Impacts of large keys and hotkeys

Category

Impact

Large keys

  • It takes longer for the client to run commands.

  • When an instance reaches its memory usage limit (maxmemory), operations may be blocked, important keys may be evicted, or out-of-memory (OOM) errors may occur.

  • The memory usage of a data shard in a cluster instance far exceeds that of other data shards, which results in imbalanced memory usage across data shards in the instance.

  • When a read request is made for a large key, the response time may increase and other services may be affected. This is because the bandwidth of the instance to which the key belongs is exhausted.

  • The primary database may be blocked for an extended period of time while a large key is being deleted. This may lead to a synchronization failure or a master-replica switchover.

Hotkeys

  • Hotkeys consume large amounts of CPU resources and may also increase network bandwidth usage. This can adversely affect other requests and lead to a decrease in overall system performance.
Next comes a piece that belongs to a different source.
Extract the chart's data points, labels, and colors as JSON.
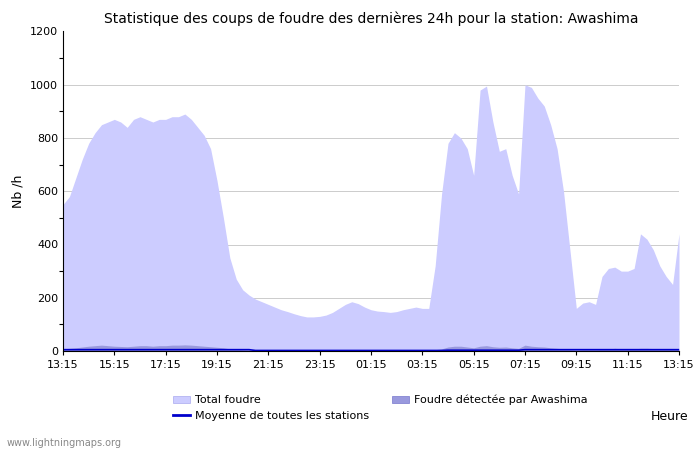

  • Request skews may take place for cluster instances. Request skews occur when one data shard in an instance receives a large number of requests while other data shards in the instance remain idle. In this situation, the maximum number of connections to a data shard may be reached and new connections to the shard may be rejected.
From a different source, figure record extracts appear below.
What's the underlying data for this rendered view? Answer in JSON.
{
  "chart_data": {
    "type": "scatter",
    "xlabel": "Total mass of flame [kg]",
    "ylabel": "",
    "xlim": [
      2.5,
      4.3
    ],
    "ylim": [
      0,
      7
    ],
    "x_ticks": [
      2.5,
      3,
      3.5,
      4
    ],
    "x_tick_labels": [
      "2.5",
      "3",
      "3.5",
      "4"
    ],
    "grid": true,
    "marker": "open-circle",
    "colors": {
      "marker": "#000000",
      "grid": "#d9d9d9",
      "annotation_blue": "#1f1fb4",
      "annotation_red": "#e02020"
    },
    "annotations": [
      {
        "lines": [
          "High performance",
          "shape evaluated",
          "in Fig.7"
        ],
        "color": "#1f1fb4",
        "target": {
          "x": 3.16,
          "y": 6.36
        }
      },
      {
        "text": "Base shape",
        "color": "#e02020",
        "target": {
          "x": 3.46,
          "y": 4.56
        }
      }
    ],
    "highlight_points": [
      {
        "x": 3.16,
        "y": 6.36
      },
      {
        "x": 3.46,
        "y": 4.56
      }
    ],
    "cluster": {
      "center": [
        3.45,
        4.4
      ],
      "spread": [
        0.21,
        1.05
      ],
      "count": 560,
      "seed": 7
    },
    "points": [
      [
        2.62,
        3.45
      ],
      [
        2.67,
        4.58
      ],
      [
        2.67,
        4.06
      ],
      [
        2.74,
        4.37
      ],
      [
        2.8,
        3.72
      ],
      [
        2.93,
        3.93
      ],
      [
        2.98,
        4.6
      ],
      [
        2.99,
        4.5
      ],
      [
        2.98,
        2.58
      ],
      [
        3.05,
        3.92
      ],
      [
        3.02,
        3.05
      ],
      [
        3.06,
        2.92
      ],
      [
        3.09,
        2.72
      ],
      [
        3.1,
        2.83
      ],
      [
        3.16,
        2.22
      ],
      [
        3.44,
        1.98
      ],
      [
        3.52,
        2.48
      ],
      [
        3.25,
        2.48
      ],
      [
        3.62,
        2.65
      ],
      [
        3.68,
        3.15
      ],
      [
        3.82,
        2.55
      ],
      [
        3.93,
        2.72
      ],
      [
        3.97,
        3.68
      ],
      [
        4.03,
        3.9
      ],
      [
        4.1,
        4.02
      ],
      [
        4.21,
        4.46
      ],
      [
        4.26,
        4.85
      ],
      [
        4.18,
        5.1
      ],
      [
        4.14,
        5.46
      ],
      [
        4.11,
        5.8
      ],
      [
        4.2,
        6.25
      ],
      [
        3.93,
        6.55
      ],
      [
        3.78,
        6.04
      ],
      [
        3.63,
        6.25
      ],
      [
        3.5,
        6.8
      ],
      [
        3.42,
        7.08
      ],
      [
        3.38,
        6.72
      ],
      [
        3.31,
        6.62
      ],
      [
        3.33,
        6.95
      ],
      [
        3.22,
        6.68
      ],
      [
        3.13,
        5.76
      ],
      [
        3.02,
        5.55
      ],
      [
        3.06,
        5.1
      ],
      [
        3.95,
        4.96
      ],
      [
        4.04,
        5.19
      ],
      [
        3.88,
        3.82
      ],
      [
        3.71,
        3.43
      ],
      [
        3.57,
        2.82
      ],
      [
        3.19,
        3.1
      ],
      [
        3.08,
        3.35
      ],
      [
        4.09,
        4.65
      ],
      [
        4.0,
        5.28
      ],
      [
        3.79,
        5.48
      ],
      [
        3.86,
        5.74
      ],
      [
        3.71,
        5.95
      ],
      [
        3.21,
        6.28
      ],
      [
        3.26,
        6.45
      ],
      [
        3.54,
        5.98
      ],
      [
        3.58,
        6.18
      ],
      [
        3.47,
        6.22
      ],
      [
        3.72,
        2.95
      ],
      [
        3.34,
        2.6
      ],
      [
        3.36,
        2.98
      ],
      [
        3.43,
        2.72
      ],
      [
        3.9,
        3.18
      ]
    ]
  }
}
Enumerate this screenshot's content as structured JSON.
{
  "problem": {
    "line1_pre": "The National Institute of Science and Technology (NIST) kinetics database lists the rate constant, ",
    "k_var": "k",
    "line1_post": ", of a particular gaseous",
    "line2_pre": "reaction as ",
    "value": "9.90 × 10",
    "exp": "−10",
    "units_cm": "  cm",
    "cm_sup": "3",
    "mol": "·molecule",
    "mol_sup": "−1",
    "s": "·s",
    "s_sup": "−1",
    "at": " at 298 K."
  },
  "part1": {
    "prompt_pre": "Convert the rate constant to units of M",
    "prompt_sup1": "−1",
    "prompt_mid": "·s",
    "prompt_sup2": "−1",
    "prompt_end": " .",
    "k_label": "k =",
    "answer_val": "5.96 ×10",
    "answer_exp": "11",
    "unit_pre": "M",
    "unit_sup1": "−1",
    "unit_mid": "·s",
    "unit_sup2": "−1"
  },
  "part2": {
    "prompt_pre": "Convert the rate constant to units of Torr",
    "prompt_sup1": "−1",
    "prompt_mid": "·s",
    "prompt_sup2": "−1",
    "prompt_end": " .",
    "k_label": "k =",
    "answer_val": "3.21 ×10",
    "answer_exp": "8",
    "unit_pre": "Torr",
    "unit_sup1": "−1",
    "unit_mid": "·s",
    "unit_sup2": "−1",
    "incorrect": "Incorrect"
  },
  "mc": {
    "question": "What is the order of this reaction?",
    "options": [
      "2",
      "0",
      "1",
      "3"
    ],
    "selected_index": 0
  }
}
  • During flash sales, overselling may occur if the key corresponding to a commodity receives more requests than can be handled by the instance.

  • A cache breakdown occurs if a hotkey receives more requests than can be handled by the instance. In this case, a large number of requests are directly sent to the backend storage, and a backend storage breakdown may occur. This affects other business.

Prevention policies

Policy

Description

Configure alert settings

Specify appropriate alert thresholds for metrics, such as CPU utilization, memory usage, and connection usage of an instance. For example, you can specify 70% as the alert threshold for the memory usage of an instance and 20% as the alert threshold for the memory usage increase of the instance over an 1-hour period. When an alert is triggered, identify and optimize the large keys and hotkeys according to the guidelines in Step 1 and Step 2 of this topic to address them before they affect business.

Use Tair (Enterprise Edition)

Tair (Enterprise Edition) provides the TairHash data structure for scenarios involving large keys of the HASH type. TairHash allows you to specify TTL and version numbers for fields. The appropriate use of TairHash can significantly reduce the O&M workload, simplify business code, and effectively address the issues caused by large keys and hotkeys.